We’ve heard stories like these daily since Russian forces invaded Ukraine on 24th February. A woman who has seen her loved ones murdered before her own eyes and had to bury them at the roadside with her own hands, now keeps vigil there despite the gunfire around her, lost in her trauma, grieving, weeping.
These tragic scenes are each the stuff of contemporary warfare; but the first story comes from scripture, from the evangelist John’s account of the death of Jesus. It’s almost unbearable to realise that events like these are universal, spanning time and place.
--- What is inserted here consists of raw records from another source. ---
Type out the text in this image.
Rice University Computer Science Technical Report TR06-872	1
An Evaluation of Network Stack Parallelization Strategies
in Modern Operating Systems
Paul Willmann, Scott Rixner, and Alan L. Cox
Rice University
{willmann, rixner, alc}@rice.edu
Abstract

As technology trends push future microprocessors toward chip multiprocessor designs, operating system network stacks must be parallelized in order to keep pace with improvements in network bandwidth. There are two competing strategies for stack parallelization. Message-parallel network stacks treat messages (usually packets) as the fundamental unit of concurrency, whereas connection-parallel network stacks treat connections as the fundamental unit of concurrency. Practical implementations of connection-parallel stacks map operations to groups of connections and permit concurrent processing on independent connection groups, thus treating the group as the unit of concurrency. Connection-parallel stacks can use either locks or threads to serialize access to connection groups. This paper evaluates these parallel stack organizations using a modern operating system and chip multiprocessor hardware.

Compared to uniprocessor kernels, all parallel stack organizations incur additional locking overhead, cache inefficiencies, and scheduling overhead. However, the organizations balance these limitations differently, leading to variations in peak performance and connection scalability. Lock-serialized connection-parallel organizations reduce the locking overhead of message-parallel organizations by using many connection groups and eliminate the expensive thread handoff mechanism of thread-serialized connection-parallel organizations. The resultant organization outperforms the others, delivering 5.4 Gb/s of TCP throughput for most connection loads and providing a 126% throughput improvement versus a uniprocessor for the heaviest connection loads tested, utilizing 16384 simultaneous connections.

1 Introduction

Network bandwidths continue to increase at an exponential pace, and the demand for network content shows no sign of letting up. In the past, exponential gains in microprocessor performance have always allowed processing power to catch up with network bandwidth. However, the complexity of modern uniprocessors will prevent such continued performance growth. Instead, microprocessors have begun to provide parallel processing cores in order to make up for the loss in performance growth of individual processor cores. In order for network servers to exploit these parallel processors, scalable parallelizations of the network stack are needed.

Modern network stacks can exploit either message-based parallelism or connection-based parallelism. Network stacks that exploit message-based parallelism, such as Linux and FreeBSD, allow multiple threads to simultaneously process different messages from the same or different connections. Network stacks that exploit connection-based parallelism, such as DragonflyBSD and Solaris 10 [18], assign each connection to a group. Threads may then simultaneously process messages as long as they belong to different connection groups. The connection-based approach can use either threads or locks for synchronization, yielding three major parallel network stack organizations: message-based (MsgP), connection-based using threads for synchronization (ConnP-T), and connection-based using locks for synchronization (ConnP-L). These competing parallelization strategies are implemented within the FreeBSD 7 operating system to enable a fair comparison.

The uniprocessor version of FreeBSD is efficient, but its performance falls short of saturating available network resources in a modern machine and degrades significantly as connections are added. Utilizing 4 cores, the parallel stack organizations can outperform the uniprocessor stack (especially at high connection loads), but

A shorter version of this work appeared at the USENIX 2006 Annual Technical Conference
As Edmund Banyard put it*,
One Friday in Eternity a man was hung they say,
A man was hung, but why the fuss, it happens every day;
Hung, shot or crucified, who cares, it happens every day.
One Friday in Eternity repeated every day.
If the sole woman remaining by the tomb, weeping, is a universal scene then so must be the next act in the gospel story. A man approaches Mary Magdalene. She turns around and sees Jesus standing there, but she doesn’t recognise him. He says to her, ‘Woman, why are you weeping? For whom are you looking?’ Supposing him to be the gardener, she says to him, ‘Sir, if you have carried him away, tell me where you have laid him, and I will take him away.’ Jesus says, ‘Mary!’ She turns and says to him, ‘Rabbouni! Teacher!’
Of Jesus’ execution Edmund Banyard writes,
One Friday in Eternity that man was God they say,
If that is true - if God was there - it happens every day;
If God was sharing mortal pain it happens every day.
One Friday in Eternity repeated every day.
If these Friday events are universal then Mary’s encounter on the Sunday must also ‘happen every day’. Mary turns as she learns - from the teacher - that amid her grief she is awakening to an unexpected, radically new beginning. And from this we too may turn from our griefs and learn to find little resurrections happening every day.
We hear about them sometimes; they may even make the news: as weeping people turn to find comfort in an unexpected friend; as those bereaved by violence resolve to turn their pain into campaigning for peace; as exiles start life over in safe homes in new places; as a person’s brutalising anger melts into forgiveness.
It’s never immature to believe in resurrections; and it’s never premature to anticipate new beginnings, even in the darkest circumstances. For new beginnings start with weeping. This can be our hope in dark times. As we recognise that every day God shares our mortal pain, so every day, even in the deepest grief, we may awaken to new beginnings.